The power of connectionsWritten by Dan Johnson | | email@example.com
In the fall, when Toledo Free Press Editor in Chief Michael S. Miller and I were discussing the possibility of me writing an occasional column for Toledo Free Press from my new post at Zayed University in the United Arab Emirates (UAE), he said he would like to call it “Bridge to Dubai.” I rather liked the phrase, and we agreed that the columns would be carried under that theme.
During the past several months, I’ve had the occasion to think about the metaphor of the “bridge” in relation to Toledo and its future. I have also had the time to see and learn a little about Dubai, Abu Dhabi and the UAE and the potential value of stronger ties for both the UAE and Northwest Ohio. What I am learning about this region of the world suggests that there would be substantial value for both regions — UAE and Northwest Ohio — in having stronger ties, i.e., a “bridge” that connects the leaders, business interests and economies.
The world is now in the grips of an economic crisis, and no one is quite sure just when it will end. Yet every economist believes the crisis will end sometime in the next year or two, although some believe it may take longer. When is does end — and it will — there will be better days ahead as regional and national economies rebound, ignited by the long-deferred purchases of consumer and capital goods. That time will bring new economic opportunities if we have established the necessary relationships from which to do business.
Those who are looking ahead and investing time and effort to establish such relationships will be positioned to take advantage of the rebounding business cycle and resurging global economies.
The question we should be considering is whether we will be satisfied with the “status quo ante” and going back to the way things were before the crisis; or, do we take the position that we will not be satisfied with anything less than achieving a new and higher level of economic development?
To go to a new level will mean doing things differently than we have in the past. Regional and even national economies are changing rapidly, and giving way to globalization and the increasing integration of business on a worldwide scale. Emerging markets, slowed or even stalled by the financial crisis, will re-emerge, and those who will benefit most from the economic upturn will be those who have planned for it by expanding their relationships, business networks and connections.
This may be a good time to build a “bridge to Dubai.” Notwithstanding the economic slowdown here in the Emirates, serious long-term plans are forthcoming weekly from nearly every sector looking ahead with a national goal of being a world center and hub for global finance, trade, health care, logistics, tourism and a host of industries geared for the future. Leaders in government, education and business in Dubai and Abu Dhabi are looking for partners who can bring a value proposition to these efforts.

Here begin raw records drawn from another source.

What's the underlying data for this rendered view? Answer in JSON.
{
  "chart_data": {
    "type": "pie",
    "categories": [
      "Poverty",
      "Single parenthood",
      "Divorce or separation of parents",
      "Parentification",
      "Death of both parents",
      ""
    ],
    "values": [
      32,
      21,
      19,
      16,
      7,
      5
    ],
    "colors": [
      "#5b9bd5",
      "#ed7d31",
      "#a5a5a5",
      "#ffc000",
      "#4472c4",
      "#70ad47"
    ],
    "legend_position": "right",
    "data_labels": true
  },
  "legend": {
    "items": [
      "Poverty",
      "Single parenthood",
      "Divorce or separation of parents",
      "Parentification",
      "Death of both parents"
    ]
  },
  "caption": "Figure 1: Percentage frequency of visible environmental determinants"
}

There is clear recognition that there is power in connections.
The power of these connections for a local economy comes in the form of new ideas, new markets, shared visions, shared infrastructures, collective problem solving and the new perspectives these global connections bring to local issues and challenges. The ideas, markets, visions, infrastructures and other assets Toledo can bring to the global marketplace are considerable and attractive. The challenge is to build the bridges and create the connections that allow the assets of Toledo to find their way to these global partners and markets.
I believe that building these bridges is a collective responsibility of business, government and higher education. It also requires leadership and willingness to take risks, invest time and explore potential opportunities. A considerable portion of the success of these efforts is linked to building relationships around common interests.
I hope my time in Dubai and Abu Dhabi can be helpful for those seeking connections with interests in Toledo and Northwest Ohio.
Dan Johnson is provost and COO, Zayed University, U.A.E. and president emeritus, University of Toledo.